No pickets this time?

No People for the Ethical Treatment of Tigers?

The pundits kind of side-stepped the medication issue too.

“It’s just over-the-counter medication he’s taking. The kind you can buy in any pharmacy.”

What a performance. Tiger Woods, noticeably in tremendous pain, hobbling around Torrey Pines after popping some Bayer and using his driver as a cane, goes out to win the U.S. Open.

Too bad Jim McKay is dead.

He could have talked about Tiger’s “agony of victory” and Rocco’s “thrill of defeat.”

Isn’t that why we love sports?

To see the improbable and sometimes impossible actually happen.

People will tell you that Tiger had a choice. That Curt Schilling could have sat on the bench instead of pitching with blood seeping from his ankle. That Kirk Gibson could have declined Tommy Lasorda’s offer to pinch hit and not limp up to the plate on his crumpled knee.

“Horses don’t have a choice,” they say. “They are forced to go out and run with jockeys beating on them to do more.”

I say, “Bullshit.”

Everyone in the Red Sox Nation knew Schilling was hurt.

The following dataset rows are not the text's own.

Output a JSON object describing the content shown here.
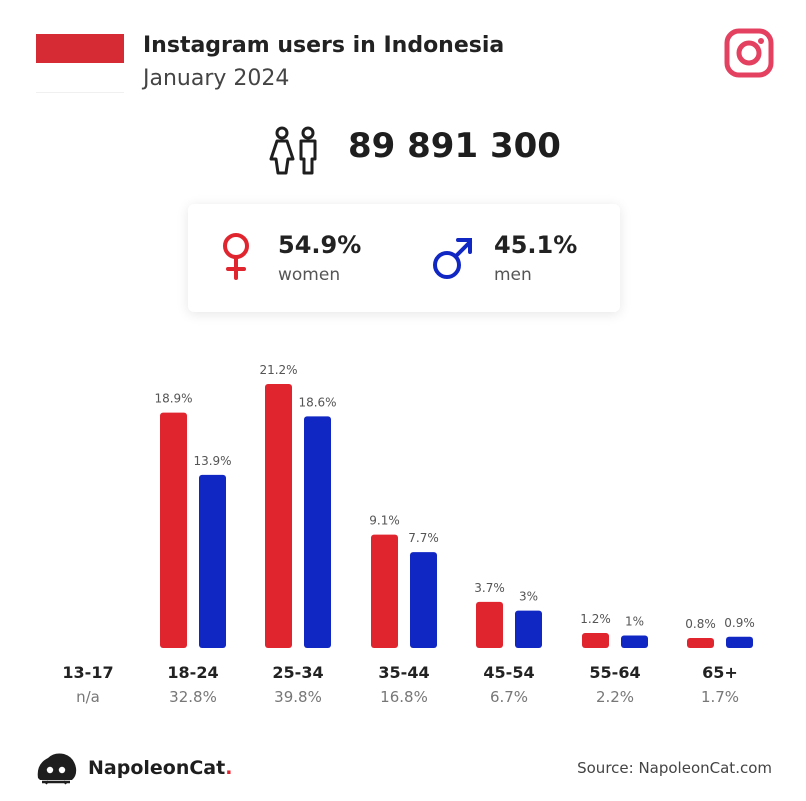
{
  "header": {
    "title": "Instagram users in Indonesia",
    "subtitle": "January 2024"
  },
  "icons": {
    "flag": "indonesia-flag-icon",
    "platform": "instagram-icon",
    "people": "people-icon",
    "female": "female-symbol-icon",
    "male": "male-symbol-icon",
    "logo": "napoleoncat-logo-icon"
  },
  "colors": {
    "women": "#e0252f",
    "men": "#1127c4",
    "instagram": "#e4405f",
    "flag_red": "#d62a35"
  },
  "summary": {
    "total_users": "89 891 300",
    "women_pct": "54.9%",
    "women_label": "women",
    "men_pct": "45.1%",
    "men_label": "men"
  },
  "chart_data": {
    "type": "bar",
    "categories": [
      "13-17",
      "18-24",
      "25-34",
      "35-44",
      "45-54",
      "55-64",
      "65+"
    ],
    "category_totals": [
      "n/a",
      "32.8%",
      "39.8%",
      "16.8%",
      "6.7%",
      "2.2%",
      "1.7%"
    ],
    "series": [
      {
        "values": [
          null,
          18.9,
          21.2,
          9.1,
          3.7,
          1.2,
          0.8
        ],
        "labels": [
          "",
          "18.9%",
          "21.2%",
          "9.1%",
          "3.7%",
          "1.2%",
          "0.8%"
        ],
        "color": "#e0252f"
      },
      {
        "values": [
          null,
          13.9,
          18.6,
          7.7,
          3.0,
          1.0,
          0.9
        ],
        "labels": [
          "",
          "13.9%",
          "18.6%",
          "7.7%",
          "3%",
          "1%",
          "0.9%"
        ],
        "color": "#1127c4"
      }
    ],
    "ylim": [
      0,
      21.2
    ],
    "grid": false
  },
  "footer": {
    "brand": "NapoleonCat",
    "brand_dot": ".",
    "source": "Source: NapoleonCat.com"
  }
}
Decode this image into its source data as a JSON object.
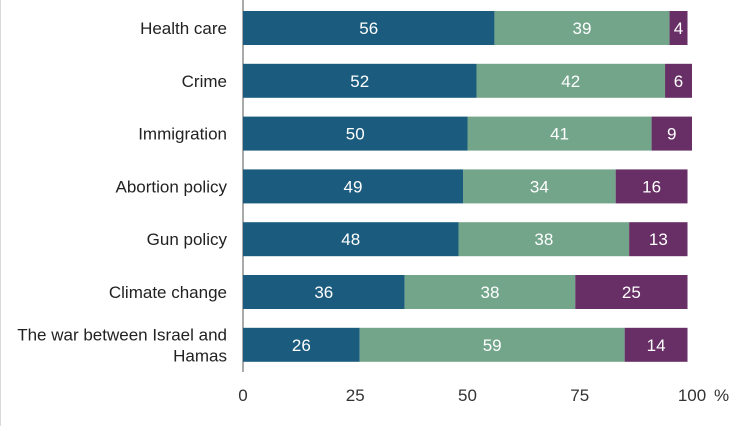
{
  "chart_data": {
    "type": "bar",
    "orientation": "horizontal",
    "stacked": true,
    "title": "",
    "xlabel": "",
    "ylabel": "",
    "xlim": [
      0,
      100
    ],
    "grid": false,
    "legend": "none",
    "x_ticks": [
      "0",
      "25",
      "50",
      "75",
      "100"
    ],
    "x_unit": "%",
    "categories": [
      [
        "Health care"
      ],
      [
        "Crime"
      ],
      [
        "Immigration"
      ],
      [
        "Abortion policy"
      ],
      [
        "Gun policy"
      ],
      [
        "Climate change"
      ],
      [
        "The war between Israel and",
        "Hamas"
      ]
    ],
    "series": [
      {
        "color": "#1b5c7e",
        "values": [
          56,
          52,
          50,
          49,
          48,
          36,
          26
        ]
      },
      {
        "color": "#72a58a",
        "values": [
          39,
          42,
          41,
          34,
          38,
          38,
          59
        ]
      },
      {
        "color": "#672f66",
        "values": [
          4,
          6,
          9,
          16,
          13,
          25,
          14
        ]
      }
    ]
  }
}
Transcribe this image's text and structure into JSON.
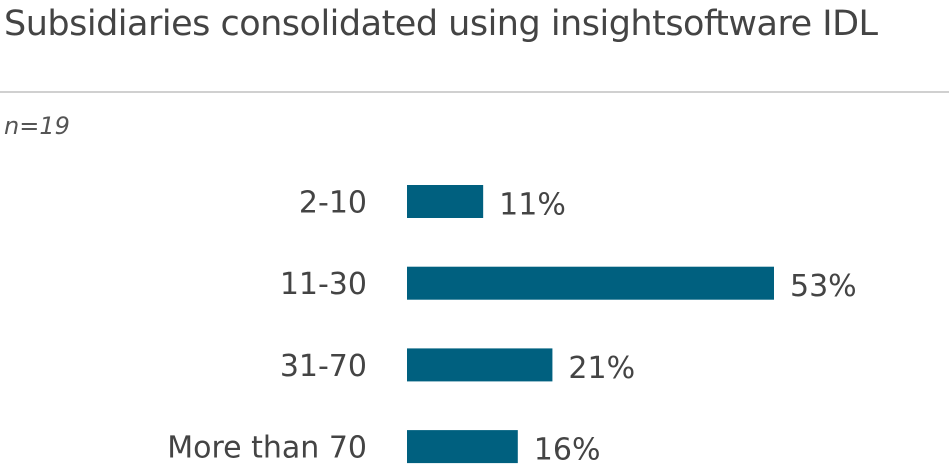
{
  "chart_data": {
    "type": "bar",
    "orientation": "horizontal",
    "title": "Subsidiaries consolidated using insightsoftware IDL",
    "subtitle": "n=19",
    "categories": [
      "2-10",
      "11-30",
      "31-70",
      "More than 70"
    ],
    "values": [
      11,
      53,
      21,
      16
    ],
    "value_labels": [
      "11%",
      "53%",
      "21%",
      "16%"
    ],
    "unit": "%",
    "xlim": [
      0,
      53
    ],
    "grid": false,
    "bar_color": "#00607f"
  }
}
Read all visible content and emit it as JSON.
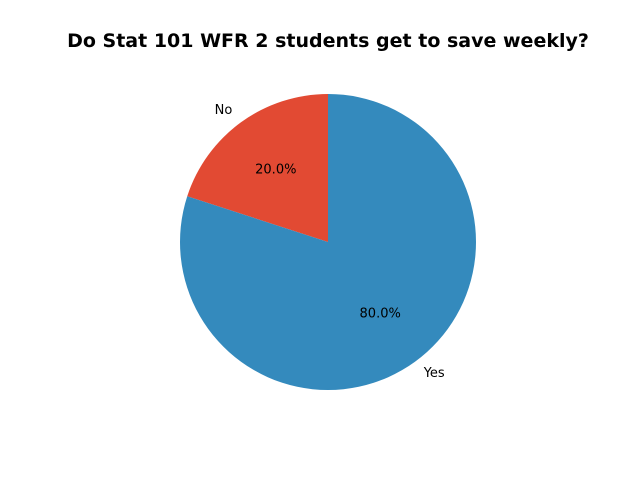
{
  "chart_data": {
    "type": "pie",
    "title": "Do Stat 101 WFR 2 students get to save weekly?",
    "categories": [
      "No",
      "Yes"
    ],
    "values": [
      20.0,
      80.0
    ],
    "percent_labels": [
      "20.0%",
      "80.0%"
    ],
    "colors": [
      "#e24a33",
      "#348abd"
    ],
    "start_angle_deg": 90,
    "direction": "counterclockwise",
    "legend": "none"
  }
}
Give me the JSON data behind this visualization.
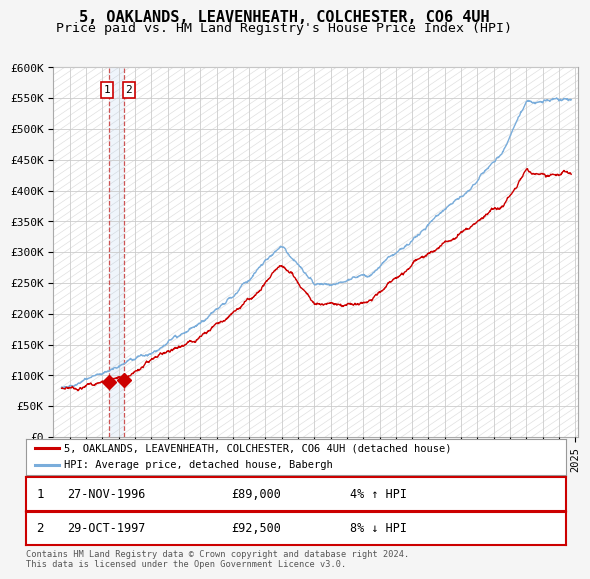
{
  "title": "5, OAKLANDS, LEAVENHEATH, COLCHESTER, CO6 4UH",
  "subtitle": "Price paid vs. HM Land Registry's House Price Index (HPI)",
  "ylim": [
    0,
    600000
  ],
  "yticks": [
    0,
    50000,
    100000,
    150000,
    200000,
    250000,
    300000,
    350000,
    400000,
    450000,
    500000,
    550000,
    600000
  ],
  "ytick_labels": [
    "£0",
    "£50K",
    "£100K",
    "£150K",
    "£200K",
    "£250K",
    "£300K",
    "£350K",
    "£400K",
    "£450K",
    "£500K",
    "£550K",
    "£600K"
  ],
  "sale1": {
    "date_num": 1996.9,
    "price": 89000,
    "label": "1",
    "date_str": "27-NOV-1996",
    "price_str": "£89,000",
    "note": "4% ↑ HPI"
  },
  "sale2": {
    "date_num": 1997.83,
    "price": 92500,
    "label": "2",
    "date_str": "29-OCT-1997",
    "price_str": "£92,500",
    "note": "8% ↓ HPI"
  },
  "legend_house": "5, OAKLANDS, LEAVENHEATH, COLCHESTER, CO6 4UH (detached house)",
  "legend_hpi": "HPI: Average price, detached house, Babergh",
  "footnote": "Contains HM Land Registry data © Crown copyright and database right 2024.\nThis data is licensed under the Open Government Licence v3.0.",
  "house_color": "#cc0000",
  "hpi_color": "#7aaddb",
  "background_color": "#f5f5f5",
  "plot_bg_color": "#ffffff",
  "grid_color": "#cccccc",
  "hatch_color": "#e0e0e0",
  "title_fontsize": 11,
  "subtitle_fontsize": 9.5,
  "tick_fontsize": 8
}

They expected him to pitch. The World Series was on the line. Lasorda knew Gibson couldn’t walk to the men’s room…but if he could get just one more good swing out of him. Tiger may have wanted to withdraw on Friday, and surely on Saturday as his knee continued to swell…if he could just make it through Sunday.

Then, he had to make through Monday.

“I couldn’t quit on these people,” he said after his victory.

Thoroughbred racehorses are bred to run. They expect to run. They deserve to run.

As a rule, they are handled with much more care and compassion than their human counterparts – scratched for fevers and being off their feed much more often than because they are injured.

I can’t remember LaDanian Tomlinson ever sitting out a Chargers game because he left a Snickers in his locker.

When an injury does occur, Thoroughbreds are taken care of better than any top pitching prospect – rested, coddled, and gingerly rehabilitated.

But if they are “racing sound,” as the antiquated term implies, horses can’t quit on their people either. They’ll give you everything they’ve got and that is why I love them so.

If you think Eight Belles would have rather stayed in her stall than run in the Kentucky Derby, you don’t know a thing about racehorses. There is no way Big Brown would have preferred a pasture over Churchill, Pimlico or Belmont and Tiger would have finished the Open if he had to crawl from hole to hole.

That is the defining moment for every athlete – giving more when there is no more to give.

It impresses us. It lifts our spirits. It gives us hope. It is why we love sports.